In the case of UDP-galactose epimerase, the two identified (TVAG_186740 and TVAG_101620) open reading frames predicted protein sequences of 340 residues with 92% identity. Therefore we decided to clone only one of these cDNAs and designated the reading frame TVAG_186740 as GalE1. One consistent nucleotide alteration in three cDNA clones suggests that the GalE1 from the C1 strain differs in one non-conserved amino acid as compared to the G3 strain (residue 98 is Glu rather than Lys). The trichomonad GalE1 is 57% identical to the 335 amino acids long human homologue and 38% to the characterised T. cruzi enzyme (AJ577814). Incubations to test epimerase activity were analysed using the same ion-pair RP-HPLC system as for the UDP-xylose synthase assays; it was found that T. vaginalis GalE1 could convert UDP-glucose into UDP-galactose and vice versa with final ratios of either 22:78 or 24:76 UDP-Gal:UDP-Glc (Fig. 2D), suggesting that the equilibrium favours the formation of UDP-Glc. A similar ratio of 1:3 UDP-Gal:UDP-Glc was found when using Saccharomyces fragilis as a source of epimerase activity [18]. A control experiment with the purified T. vaginalis UXS indicated no such conversion, verifying that no UDP-galactose epimerase activity from the E. coli host was present in fractions eluted from the Ni(II)-chelation column.
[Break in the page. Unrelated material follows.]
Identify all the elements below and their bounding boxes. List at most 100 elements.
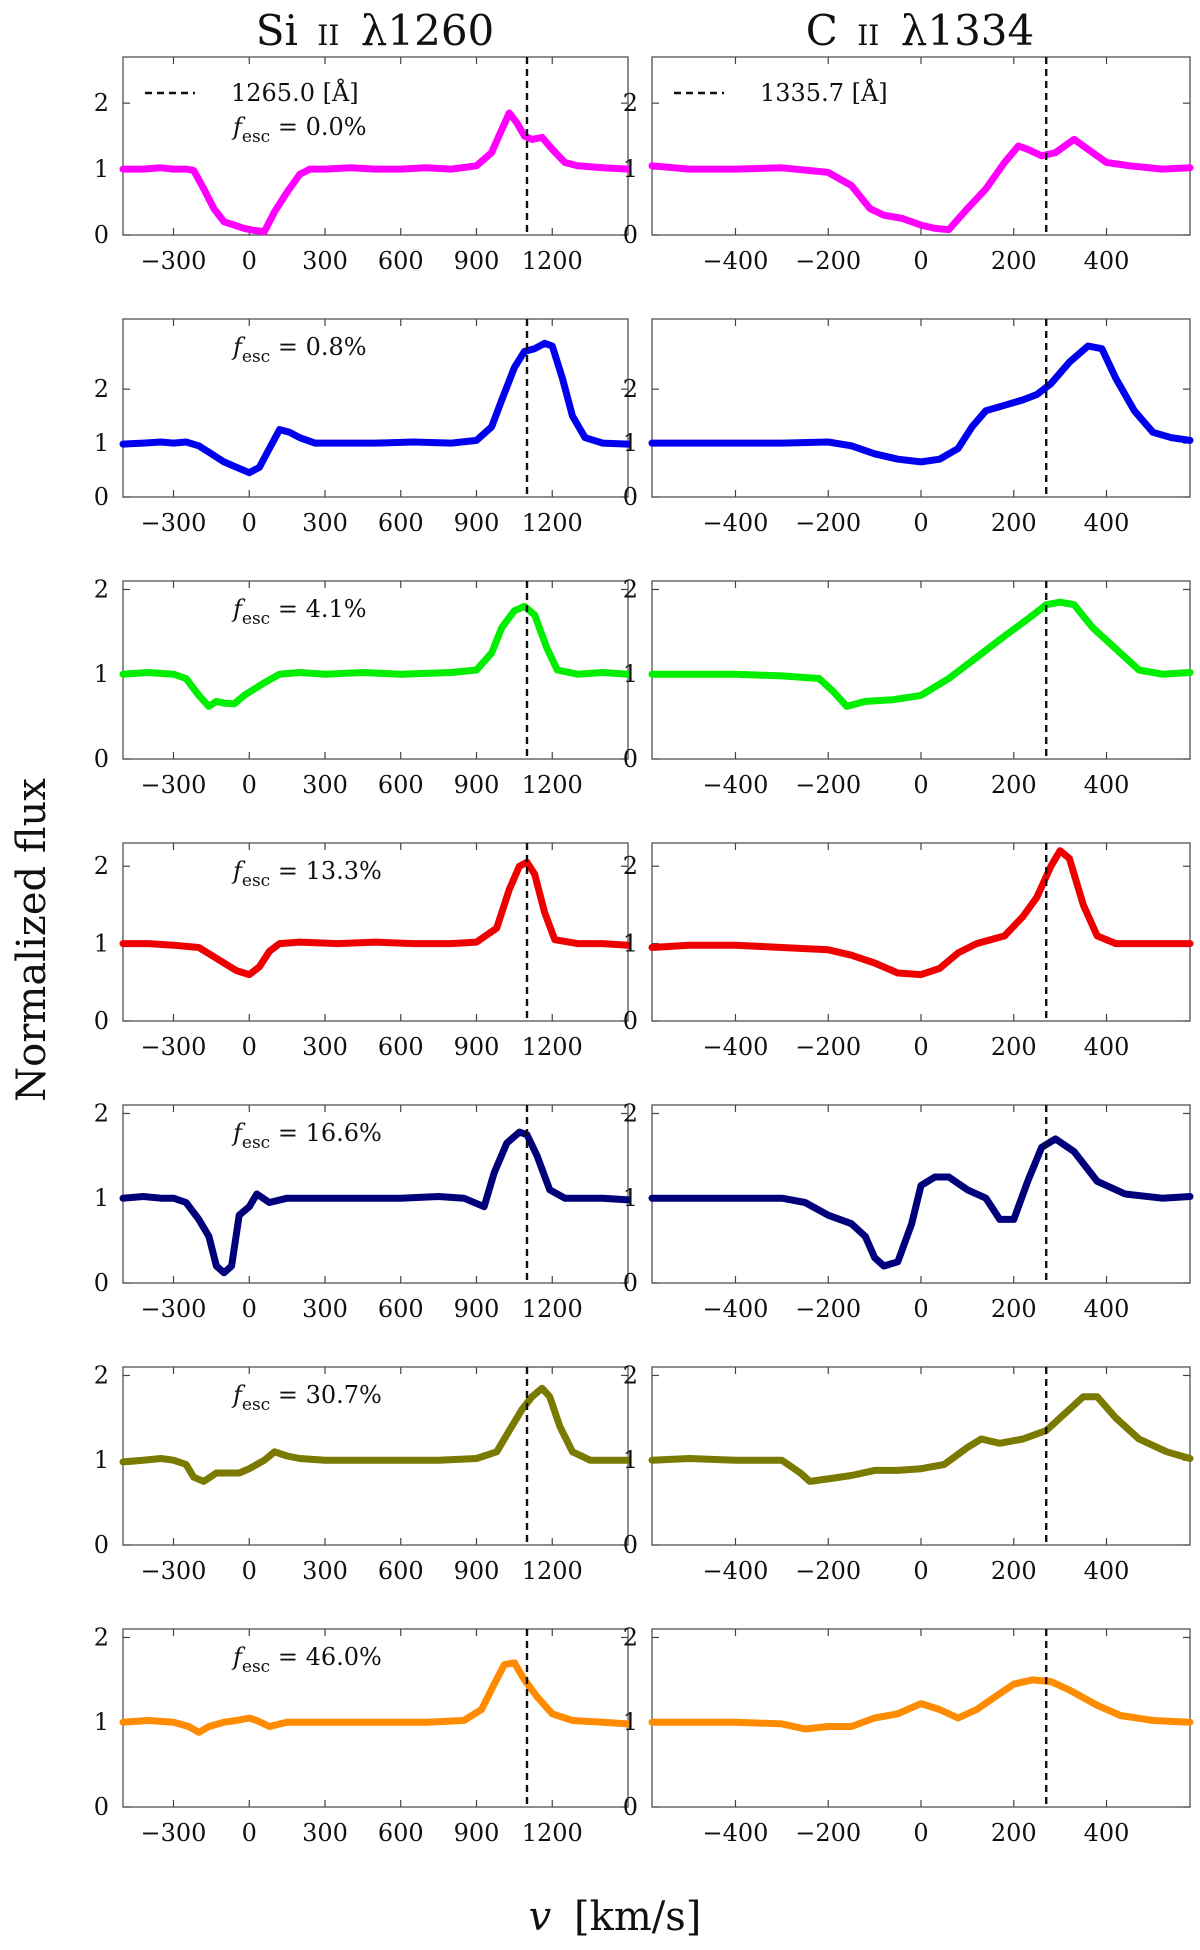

In conclusion, we show that recombinant forms of T. vaginalis UDP-xylose synthetase (UXS) and UDP-galactose epimerase (GalE1) are indeed enzymatically active and so are the first glycosylation-related enzymes from this organism to be characterised; furthermore, this UXS is the first to be studied from a unicellular parasite.